Artificial intelligence chipmaking startup Oxmiq Labs Inc. says it wants to become the next Arm Holdings Plc. after raising $35 million in an early-stage A funding, bringing its total amount raised to date to $60 million.
Today’s Series A round was led by investors that included Fundomo and Samsung Catalyst Fund, and saw participation from MediaTek, AM Intelligence Labs, Pegatron Venture Capital, CDIB-TEN, Darwin Ventures and Morgan Creek Digital.
Oxmiq is founded and led by the respected graphics processing unit architect Raja Koduri (pictured), who formerly served as the chief architect and Executive Vice President of Intel Corp.’s architecture, graphics and software division. In an interview with Reuters, Joduri explained that his company is working on a new chip design architecture and software that will dramatically lower the cost of developing AI chips. The funds from today’s round will help to scale Oxmiq’s proprietary GPU architecture OxCore, which makes it easier for semiconductor firms and AI systems builders to design custom silicon without a full chip program.
According to Koduri, developing a cutting-edge AI chip usually costs hundreds of millions of dollars and requires several years. It’s an intricate process that involves making the silicon design plans and building the software needed to support it. Oxmiq aims to simplify that process by collapsing three distinct components of an AI system into a single intellectual property block it can license to customers. “A licensable core with an open architecture means design teams everywhere can build the custom AI silicon their work needs,” Koduri said.
Generally, AI chip systems incorporate both GPUs and central processing units, but Oxmiq’s plan is to combine them both with a third component it calls a “tensor engine” into a single design, Koduri explained. It will then license the whole thing. “We would want to be the Arm of this next era,” Koduri said, in reference to the U.K.-based semiconductor firm that supplies the designs and IP for almost every smartphone chip in the world.

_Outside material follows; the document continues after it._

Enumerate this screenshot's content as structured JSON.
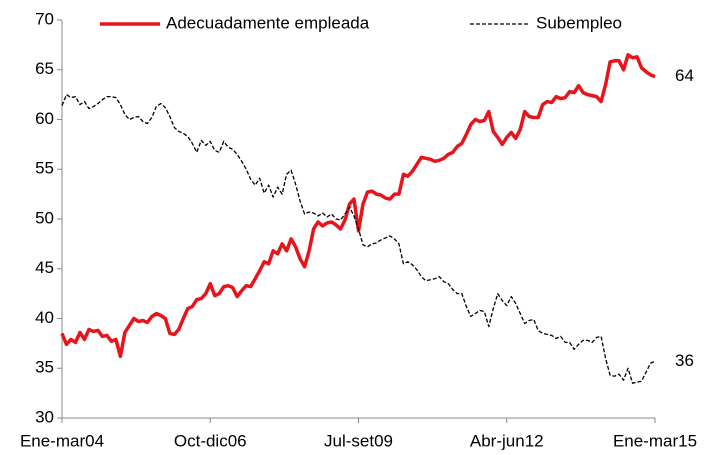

Oxmiq is also developing a computing fabric called OxQuilt, which combines heterogeneous compute chiplets and memory into a single package. Chiplets are several specific chips that form a complete system. With OxQuilt, chip designers will be able to adapt to any supply chain using configuration tools that let customers mix and match different process nodes, memory types, interconnect standards and advanced packaging systems.
The architecture is also designed to incorporate emerging interconnects based on silicon photonics when they reach maturity. Meanwhile, its software stack includes something called OxCapsule for orchestration and OxPython, which makes it possible to run existing CUDA and PyTorch code on OxCore without modifying it first.

Koduri said Oxmiq eventually wants to compete in the custom chip market with semiconductor giants such as Broadcom Inc., Marvell Technologies Inc. and MediaTek Inc., which help companies such as Google LLC, Amazon Web Services Inc., and OpenAI Group PBC design and build their own silicon. The company’s ultimate goal is to make chip design more accessible.
“Today, state-of-the-art AI reaches most people through a handful of channels and the cost of the compute underneath is the reason for this,” Koduri said. “By bringing that cost down, you widen who gets to build with it.
Going forward, Koduri said the funds will help the company to finish its first batch of IP and make it available as a product. In addition, it wants to expand its engineering team to try and scale its business.
Fundomo partner Rajeev Surati said he’s backing Oxmiq because Koduri possesses intimate knowledge of every layer of the silicon stack and knows exactly where the main constraints exist. “Most compute IP makes the customer bend their memory, packaging and foundry around the chip,” he said. “Oxmiq does the opposite and that flips a cost center into leverage.”